Il est vrai qu’ils prêtent à méprise, mais je crois que leur caractère interrogatif est assez net. Le ou la narcisse lambda ne cherche pas à se connaître, mais à s’admirer, à se repaître de ce qu’il croit être l’évidence de sa supra-lambdaïtude (ce pour quoi il dispose aujourd’hui d’appareils à « selfies » qui lui évitent d’avoir à transporter toujours son miroir d’eau avec soi).
Le connaisseur de soi-même classique, moins vite satisfait, se demande ce que valent ce corps et cette âme qui lui ont été donnés, pourquoi ils sont comme ils sont, là où ils sont, ce qu’il peut et doit faire de leurs multiples facultés – beauté, force, intelligence, courage, mémoire, … et leurs contraires, dans des proportions pas toujours faciles à déterminer : tous les philosophes – déclarés ou cachés sous des masques de « poètes », « auteurs de théâtre », « théologiens », « essayistes », « moralistes » ou « romanciers » – de la lignée ouverte par Socrate se sont posés ces questions, en les généralisant, avec une subtilité et une rigueur souvent admirables.

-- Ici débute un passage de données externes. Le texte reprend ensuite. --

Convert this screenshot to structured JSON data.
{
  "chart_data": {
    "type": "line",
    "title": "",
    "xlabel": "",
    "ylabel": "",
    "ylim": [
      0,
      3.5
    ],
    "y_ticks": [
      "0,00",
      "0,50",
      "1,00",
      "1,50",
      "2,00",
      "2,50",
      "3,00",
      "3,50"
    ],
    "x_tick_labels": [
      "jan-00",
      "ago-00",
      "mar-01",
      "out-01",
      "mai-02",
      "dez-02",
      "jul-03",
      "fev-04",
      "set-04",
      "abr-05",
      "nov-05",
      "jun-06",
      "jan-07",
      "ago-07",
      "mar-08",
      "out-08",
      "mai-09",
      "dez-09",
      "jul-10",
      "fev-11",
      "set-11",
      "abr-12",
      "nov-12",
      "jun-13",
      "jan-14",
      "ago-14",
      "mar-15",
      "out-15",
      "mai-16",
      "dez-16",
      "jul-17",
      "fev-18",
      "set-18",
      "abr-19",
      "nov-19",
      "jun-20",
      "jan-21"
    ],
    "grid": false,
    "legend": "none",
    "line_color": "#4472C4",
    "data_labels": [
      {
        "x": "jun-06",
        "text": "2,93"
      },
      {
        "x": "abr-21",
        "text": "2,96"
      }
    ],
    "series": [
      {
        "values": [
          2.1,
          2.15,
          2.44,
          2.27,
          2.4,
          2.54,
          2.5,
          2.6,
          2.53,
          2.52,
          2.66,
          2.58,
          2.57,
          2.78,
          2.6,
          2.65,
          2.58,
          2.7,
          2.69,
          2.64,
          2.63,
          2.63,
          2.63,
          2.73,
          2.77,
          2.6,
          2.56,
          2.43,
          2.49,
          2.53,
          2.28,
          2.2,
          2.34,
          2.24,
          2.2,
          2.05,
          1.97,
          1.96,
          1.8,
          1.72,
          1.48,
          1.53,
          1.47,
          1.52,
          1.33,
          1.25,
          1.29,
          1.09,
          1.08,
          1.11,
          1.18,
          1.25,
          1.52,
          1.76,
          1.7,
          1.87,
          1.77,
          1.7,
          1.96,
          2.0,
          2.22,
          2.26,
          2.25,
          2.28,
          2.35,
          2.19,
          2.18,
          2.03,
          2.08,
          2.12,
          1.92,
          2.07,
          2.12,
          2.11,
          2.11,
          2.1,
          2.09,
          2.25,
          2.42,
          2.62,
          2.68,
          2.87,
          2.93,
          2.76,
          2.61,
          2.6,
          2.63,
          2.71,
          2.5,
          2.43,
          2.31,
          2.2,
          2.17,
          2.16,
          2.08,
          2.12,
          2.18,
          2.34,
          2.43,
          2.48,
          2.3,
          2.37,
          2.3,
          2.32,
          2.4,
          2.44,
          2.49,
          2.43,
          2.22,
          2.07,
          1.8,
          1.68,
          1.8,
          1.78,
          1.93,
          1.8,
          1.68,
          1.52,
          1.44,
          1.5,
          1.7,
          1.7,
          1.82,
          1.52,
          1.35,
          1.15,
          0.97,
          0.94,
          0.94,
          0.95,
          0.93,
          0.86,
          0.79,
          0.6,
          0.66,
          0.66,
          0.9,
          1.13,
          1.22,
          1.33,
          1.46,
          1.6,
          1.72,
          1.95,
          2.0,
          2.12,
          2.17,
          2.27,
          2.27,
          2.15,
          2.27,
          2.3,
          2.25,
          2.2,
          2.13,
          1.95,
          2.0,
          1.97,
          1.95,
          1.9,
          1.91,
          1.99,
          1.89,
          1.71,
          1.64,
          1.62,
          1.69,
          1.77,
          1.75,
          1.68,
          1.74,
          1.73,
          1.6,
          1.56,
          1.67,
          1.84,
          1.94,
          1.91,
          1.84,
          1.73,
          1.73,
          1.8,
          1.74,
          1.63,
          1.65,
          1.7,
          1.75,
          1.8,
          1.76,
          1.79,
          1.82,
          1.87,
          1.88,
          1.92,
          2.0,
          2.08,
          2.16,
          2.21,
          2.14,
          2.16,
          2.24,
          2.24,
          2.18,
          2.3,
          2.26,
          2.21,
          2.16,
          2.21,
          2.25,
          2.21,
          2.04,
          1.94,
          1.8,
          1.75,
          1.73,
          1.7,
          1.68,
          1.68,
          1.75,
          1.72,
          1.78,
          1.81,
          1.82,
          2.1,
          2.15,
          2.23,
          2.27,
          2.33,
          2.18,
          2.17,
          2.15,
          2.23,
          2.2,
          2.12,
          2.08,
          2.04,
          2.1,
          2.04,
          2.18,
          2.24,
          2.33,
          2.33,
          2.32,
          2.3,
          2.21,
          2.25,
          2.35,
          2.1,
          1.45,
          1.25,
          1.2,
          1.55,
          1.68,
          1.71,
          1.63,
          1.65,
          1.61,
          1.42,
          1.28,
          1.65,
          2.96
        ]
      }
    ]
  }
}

Esther Ferrer est femme, accorde plus d’importance aux qualités sensibles des êtres et des choses, et comme artiste elle doit donner une forme visible et en général sensible à toutes ses interrogations, mais l’usage de la photo, tout en la condamnant à une certaine superficialité, lui permet d’être plus précise que ses illustres prédécesseurs peintres (Rembrandt, Van Gogh, Gauguin, Schiele, …) et de mieux prendre en compte le « facteur temps » : elle mesure précisément, par exemple, les parties de son corps, ou suppose d’autres couleurs de sa toison pubienne, ou date les états de son apparence et fait, en s’hybridant** avec elle-même avant ou après, des bilans de ses constances et de ses changements, ou teste le degré et le type de schizophrénie que cache la symétrie de son visage, ou en imagine d’autres divisions et recompositions (par lamelles verticales, horizontales, …), ou traduit photographiquement la vieille énigme tricéphale (D’où venons-nous ? Où allons-nous ? Qui sommes-nous?) par une progression continue du gris indistinct vers un aspect idéalement nuancé et contrasté qui retourne ensuite par de nombreuses étapes jusqu’à une indistinction très semblable à celle du début.
Par le même genre de moyens elle dit aussi ce qu’elle n’aime pas : sur une photo elle vomit une carte de crédit ; sur un montage une diarrhée de pièces sort de sa bouche comme d’une machine à sous (il y a dans le livre que Dali a fait avec Halsmann quelque chose qui ressemble un peu à cela, mais l’intention semble assez différente)
Ce que Godard dit de la caméra, qu’elle est un doute, peut être étendu à l’art en général, qui est l’art de mettre en questions, par les moyens de l’écriture, de la peinture, de la photo, du film, de la performance, de la vidéo, … Comme on ressort de l’exposition d’Esther Ferrer la tête pleine de points d’interrogations, cela signifie sans doute qu’elle a bien fait son travail performativement perforant de taupe artistique (sans lequel la terre de nos certitudes ne pourrait respirer).
* les aquarelles – superbes – du livre – magnifique – qu’il a fait avec Camille Saint-Jacques, L’imagination est un pays où il pleut (Éditions La pionnière, 2014) sont visibles à la Galerie Jordan (77 rue Charlot 75003) jusqu’au 12 juillet.
** « En art, j’aime bien les choses hybrides. La performance est un terrain très favorable à l’hybridité, et c’est ce qui m’intéresse. » Cette déclaration d’Esther Ferrer lui a valu d’être nommée Hurlue d’honneur de la Berlu par l’équipage au grand complet. Nous adressons nos sincères félicitations à l’heureuse hurlue.